Üniversite tanımı, boş kontenjanlar ve LYS sonuçları

Eğitim yazımın başlığı biraz uzun oldu, sahife yöneticilerinden özür diliyor, anlayış bekliyorum çünkü bu uzunluk biraz da zorunluluktan.

Yazıya üniversite tanımı ile başlayacağım, bu konuda çok yazdım, tekrar tekrar okuyan varsa kusura bakmasın ama bu tanım işin özü gibime geliyor.

Liselerimiz dökülüyor, aşağıda LYS doğru cevap ortalamalarından örnekler vereceğim, en iyisinden en kötüsüne kadar üniversiteye giren ya da giremeyen öğrenciler arasında öyle ahım şahım bir fark asla yok, LYS baraj puanının (galiba 180) biraz ya da epey üzerinde bir öğrenci ile biraz ya da epey altında bir öğrenci arasında büyük farklar yok, üniversite öğretim üyeliği mesleği bu gerçeği bize gösterdi, belki sadece binde iki-üç oranında bir grup ortalamanın çok üzerinde, o kadar.

Bu nedenden, yani bu baraj puanlarının anlamsızlığı nedeniyle, bendeniz böyle düşünüyorum, üniversite kontenjanlarını arttırmamız, mümkün olduğu kadar çok öğrenciyi, lise mezununu üniversiteye almamız lazım ama bunu yaparken de üç ya da dört yıllık lisans tanımını, beklentilerini değiştirmeli, bu süreci bir temel formasyon olarak değerlendirmeli, bugün üniversiteden beklenen hedefleri de TÜMÜYLE lisansüstü aşamalara kaydırmalıyız.

Bugün, Türkiye yüksek öğretim sistemi bu önerdiğimin tam tersini yapıyor, lisans öğretiminin daha nitelikli olmasına çalışılıyor, ama liseler nedeniyle bu olanaksız, lisansüstü aşamalar, özellikle doktoralar ise dökülüyor.

Özetlemeye çalıştığım bu mantık doğrultusunda, nasıl bir pedagojik temele dayanılarak konduğu belli olmayan LYS barajı nedeniyle üniversitelerde kontenjanların kısmen de olsa boş kalması kabul edilebilecek bir şey değil.
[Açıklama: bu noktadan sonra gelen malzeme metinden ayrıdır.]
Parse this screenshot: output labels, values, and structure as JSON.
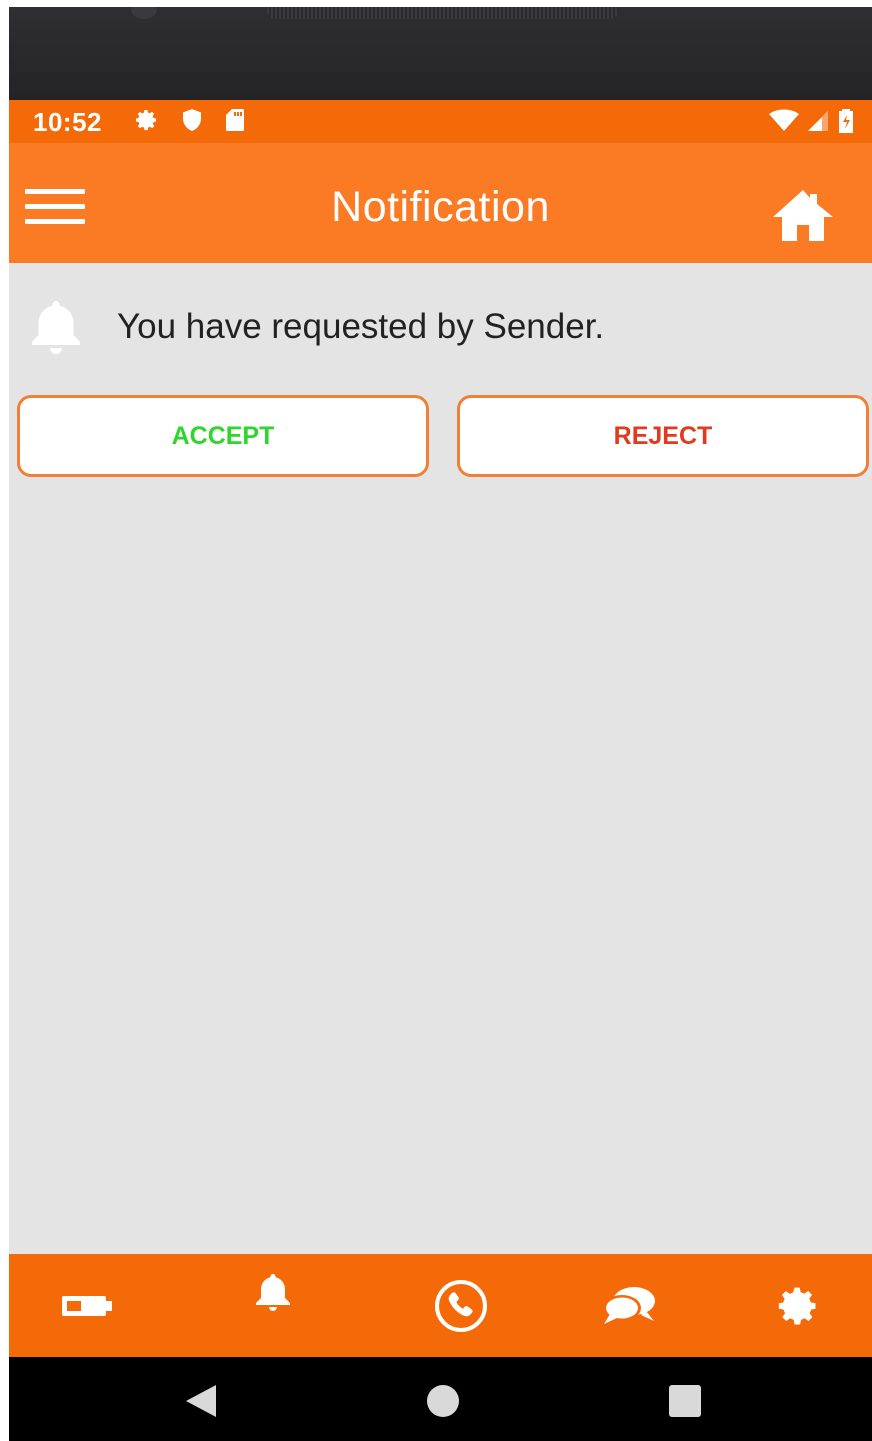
{
  "status_bar": {
    "time": "10:52",
    "left_icons": [
      "settings-icon",
      "shield-icon",
      "sd-card-icon"
    ],
    "right_icons": [
      "wifi-icon",
      "signal-icon",
      "battery-icon"
    ]
  },
  "app_bar": {
    "title": "Notification",
    "menu_icon": "hamburger-menu-icon",
    "home_icon": "home-icon"
  },
  "notification": {
    "icon": "bell-icon",
    "message": "You have requested by Sender."
  },
  "actions": {
    "accept_label": "ACCEPT",
    "reject_label": "REJECT"
  },
  "bottom_nav": {
    "items": [
      "battery-icon",
      "bell-icon",
      "phone-icon",
      "chat-icon",
      "settings-icon"
    ]
  },
  "system_nav": {
    "items": [
      "back-icon",
      "home-circle-icon",
      "recents-icon"
    ]
  },
  "colors": {
    "status_bar": "#f46a09",
    "app_bar": "#fb7a24",
    "content_bg": "#e5e4e5",
    "button_border": "#f08037",
    "accept_text": "#2ed62b",
    "reject_text": "#e03a20"
  }
}
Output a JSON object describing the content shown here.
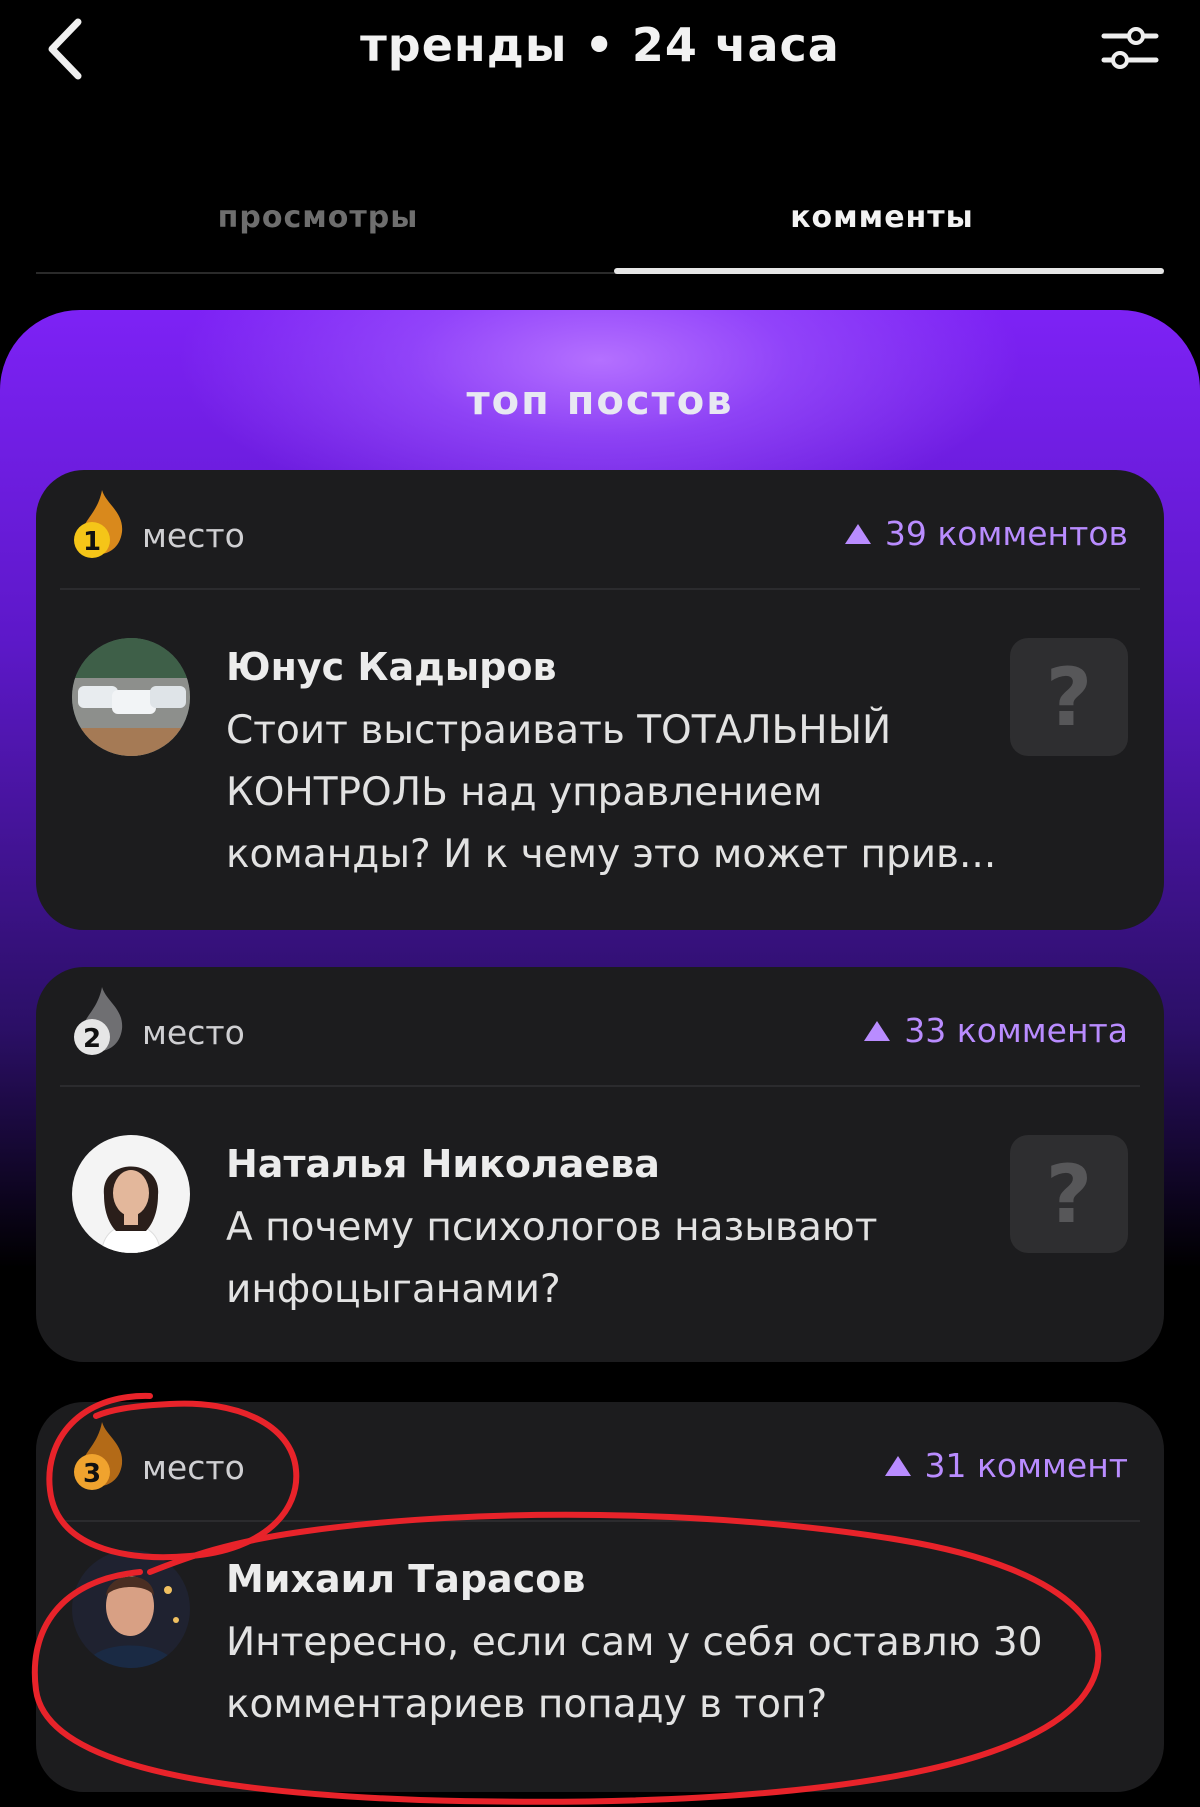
{
  "header": {
    "title": "тренды • 24 часа",
    "back_icon": "chevron-left-icon",
    "filter_icon": "sliders-icon"
  },
  "tabs": [
    {
      "label": "просмотры",
      "active": false
    },
    {
      "label": "комменты",
      "active": true
    }
  ],
  "section": {
    "title": "топ постов"
  },
  "posts": [
    {
      "place": "1",
      "place_label": "место",
      "count_text": "39 комментов",
      "author": "Юнус Кадыров",
      "text": "Стоит выстраивать ТОТАЛЬНЫЙ КОНТРОЛЬ над управлением команды? И к чему это может прив...",
      "thumb_glyph": "?",
      "badge_color": "#f5c518"
    },
    {
      "place": "2",
      "place_label": "место",
      "count_text": "33 коммента",
      "author": "Наталья Николаева",
      "text": "А почему психологов называют инфоцыганами?",
      "thumb_glyph": "?",
      "badge_color": "#e6e6e6"
    },
    {
      "place": "3",
      "place_label": "место",
      "count_text": "31 коммент",
      "author": "Михаил Тарасов",
      "text": "Интересно, если сам у себя оставлю 30 комментариев попаду в топ?",
      "badge_color": "#f0a32e"
    }
  ],
  "colors": {
    "accent": "#b98cff",
    "annotation": "#e8232a",
    "card": "#1c1c1e"
  }
}
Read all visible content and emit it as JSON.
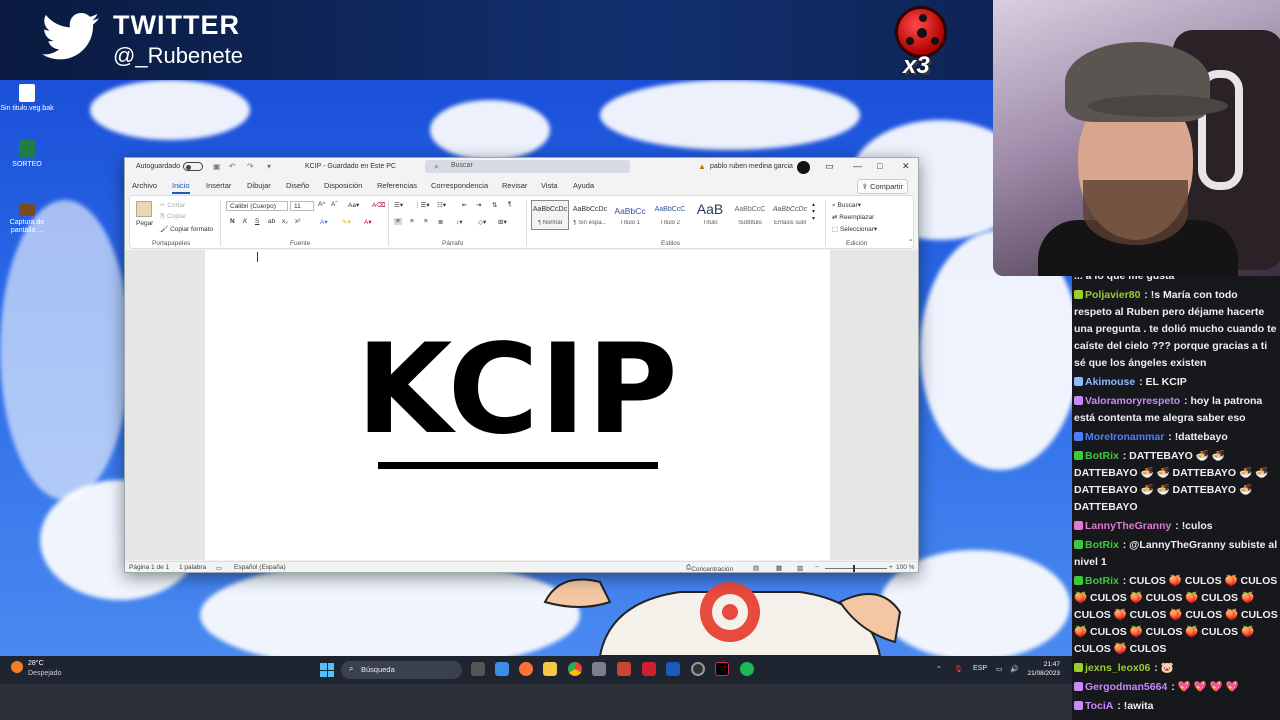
{
  "overlay": {
    "title": "TWITTER",
    "handle": "@_Rubenete",
    "multiplier": "x3",
    "twitter_icon": "twitter-bird-icon",
    "accent": "#1d9bf0"
  },
  "desktop": {
    "icons": [
      {
        "label": "Sin titulo.veg.bak",
        "icon": "file-icon"
      },
      {
        "label": "SORTEO",
        "icon": "spreadsheet-icon"
      },
      {
        "label": "Captura de pantalla ...",
        "icon": "folder-icon"
      }
    ]
  },
  "word": {
    "autosave_label": "Autoguardado",
    "doc_title": "KCIP - Guardado en Este PC",
    "search_placeholder": "Buscar",
    "user_name": "pablo ruben medina garcia",
    "tabs": [
      "Archivo",
      "Inicio",
      "Insertar",
      "Dibujar",
      "Diseño",
      "Disposición",
      "Referencias",
      "Correspondencia",
      "Revisar",
      "Vista",
      "Ayuda"
    ],
    "active_tab": "Inicio",
    "share_label": "Compartir",
    "ribbon": {
      "clipboard": {
        "paste": "Pegar",
        "cut": "Cortar",
        "copy": "Copiar",
        "format_painter": "Copiar formato",
        "label": "Portapapeles"
      },
      "font": {
        "name": "Calibri (Cuerpo)",
        "size": "11",
        "label": "Fuente"
      },
      "paragraph": {
        "label": "Párrafo"
      },
      "styles": {
        "label": "Estilos",
        "items": [
          {
            "preview": "AaBbCcDc",
            "name": "¶ Normal"
          },
          {
            "preview": "AaBbCcDc",
            "name": "¶ Sin espa..."
          },
          {
            "preview": "AaBbCc",
            "name": "Título 1"
          },
          {
            "preview": "AaBbCcC",
            "name": "Título 2"
          },
          {
            "preview": "AaB",
            "name": "Título"
          },
          {
            "preview": "AaBbCcC",
            "name": "Subtítulo"
          },
          {
            "preview": "AaBbCcDc",
            "name": "Énfasis sutil"
          }
        ]
      },
      "editing": {
        "find": "Buscar",
        "replace": "Reemplazar",
        "select": "Seleccionar",
        "label": "Edición"
      }
    },
    "document_text": "KCIP",
    "status": {
      "page": "Página 1 de 1",
      "words": "1 palabra",
      "language": "Español (España)",
      "focus": "Concentración",
      "zoom": "100 %"
    }
  },
  "taskbar": {
    "temperature": "28°C",
    "weather": "Despejado",
    "search_label": "Búsqueda",
    "lang": "ESP",
    "time": "21:47",
    "date": "21/08/2023"
  },
  "chat": {
    "messages": [
      {
        "user": "",
        "text": "... a lo que me gusta",
        "color": "#efeff1"
      },
      {
        "user": "Poljavier80",
        "text": ": !s María con todo respeto al Ruben pero déjame hacerte una pregunta . te dolió mucho cuando te caíste del cielo ??? porque gracias a ti sé que los ángeles existen",
        "color": "#9acd32"
      },
      {
        "user": "Akimouse",
        "text": ": EL KCIP",
        "color": "#8fb8ff"
      },
      {
        "user": "Valoramoryrespeto",
        "text": ": hoy la patrona está contenta me alegra saber eso",
        "color": "#c58af9"
      },
      {
        "user": "MoreIronammar",
        "text": ": !dattebayo",
        "color": "#4f7cff"
      },
      {
        "user": "BotRix",
        "text": ": DATTEBAYO 🍜 🍜 DATTEBAYO 🍜 🍜 DATTEBAYO 🍜 🍜 DATTEBAYO 🍜 🍜 DATTEBAYO 🍜 DATTEBAYO",
        "color": "#3cc93c"
      },
      {
        "user": "LannyTheGranny",
        "text": ": !culos",
        "color": "#e07ad0"
      },
      {
        "user": "BotRix",
        "text": ": @LannyTheGranny subiste al nivel 1",
        "color": "#3cc93c"
      },
      {
        "user": "BotRix",
        "text": ": CULOS 🍑 CULOS 🍑 CULOS 🍑 CULOS 🍑 CULOS 🍑 CULOS 🍑 CULOS 🍑 CULOS 🍑 CULOS 🍑 CULOS 🍑 CULOS 🍑 CULOS 🍑 CULOS 🍑 CULOS 🍑 CULOS",
        "color": "#3cc93c"
      },
      {
        "user": "jexns_leox06",
        "text": ": 🐷",
        "color": "#9acd32"
      },
      {
        "user": "Gergodman5664",
        "text": ": 💖 💖 💖 💖",
        "color": "#c58af9"
      },
      {
        "user": "TociA",
        "text": ": !awita",
        "color": "#c58af9"
      }
    ]
  }
}
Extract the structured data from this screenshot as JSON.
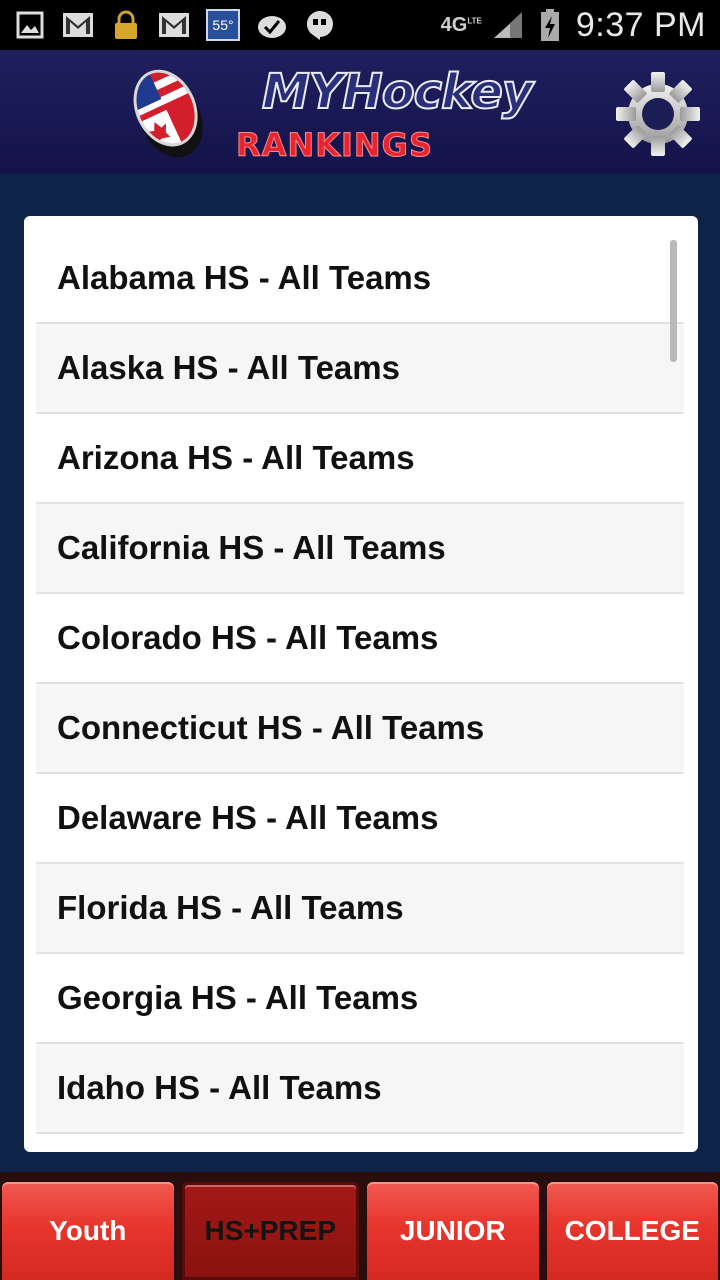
{
  "status_bar": {
    "temperature": "55°",
    "network": "4G",
    "network_sub": "LTE",
    "time": "9:37 PM"
  },
  "header": {
    "logo_title": "MYHockey",
    "logo_subtitle": "RANKINGS",
    "settings_icon": "gear-icon"
  },
  "list": {
    "items": [
      "Alabama HS - All Teams",
      "Alaska HS - All Teams",
      "Arizona HS - All Teams",
      "California HS - All Teams",
      "Colorado HS - All Teams",
      "Connecticut HS - All Teams",
      "Delaware HS - All Teams",
      "Florida HS - All Teams",
      "Georgia HS - All Teams",
      "Idaho HS - All Teams"
    ]
  },
  "tabs": [
    {
      "label": "Youth",
      "active": false
    },
    {
      "label": "HS+PREP",
      "active": true
    },
    {
      "label": "JUNIOR",
      "active": false
    },
    {
      "label": "COLLEGE",
      "active": false
    }
  ],
  "colors": {
    "header_bg": "#1f1f5e",
    "page_bg": "#0d2448",
    "tab_red": "#e7352c",
    "tab_active": "#8a120f"
  }
}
Bu barajın ne ifade ettiği belirsiz, liseyi bitirmiş ama bir biçimde 180 puanı aşamayan öğrenciyi tayınlaması, kayıtların boş kalması büyük bir yanlış, esas çok sert rekabet ise zaten, taş çatlasa, on bin kişilik özel bir kontenjan üzerine oluyor.

2013 LYS sonuçlarını ÖSYM Başkanı açıkladı; bu açıklamadan öğrendiğimize göre matematikte 50 soruda doğru cevap ortalaması 12.

30 geometri sorusunda da ortalama doğru cevap sayısı dört (rakamla 4); fizikte 30 soru sorulmuş, doğru cevap sayısı 6, felsefede 32 soru var, doğru cevap ortalaması 7, ingilizcede 80 soru var, doğru cevap ortalaması 24.

Üstelik bu grup sorulara bu grupları seçen öğrenciler giriyor, TV tabiriyle uzmanlık alanları.

ÖSYM bu ortalama doğru cevap istatistiklerini yüzdelik başarı dilimlerine göre bir yayınlasa, bildiğim kadarıyla yayınlamıyor, göreceksiniz standart sapma, yukarıda belirttiğim binde ikilik-üçlük grup dışında, çok büyük çıkmaz, çıkamaz.  

Türkiye ortalaması olarak geometri gibi çok temel bir dalda 30 sorudan sadece dört doğru çıkıyor ise, bizler neyi tartışıyoruz, LYS barajı ile kimi eliyoruz, kim eleğin altında, kim üzerinde kalıyor?

Yapılması gereken üniversite kontenjanlarını anfi büyüklükleri ölçüsünde arttırmak hatta yeni ve büyük anfiler inşaa etmek, fakülteleri belki de iki gruba ayırarak fen bilimleri ve toplum bilimleri fakülteleri oluşturmak, seçilen gruba göre öğrencilere ilk üç senede sadece temel bilgiler vermek AMA, lisansüstü aşamaları bugüne oranla bin kez daha fazla ciddiye almak, esas barajı, üç senelik lisanstan lisansüstü aşamaya geçerken koymak.

Çok az konuşuyoruz ama elimizde mutlaka irdelenmesi gereken bir ortalama lise mezunu profili var, bu profil, üzerini biraz kazırsanız, hiç de hoş bir profil değil, bu profille üniversiteye başlayıp dört sene sonra mühendis, mimar, iktisatçı, hukukçu, doktor (6), vs. olmak mümkün değil, zaten olunamadığı da aşikar.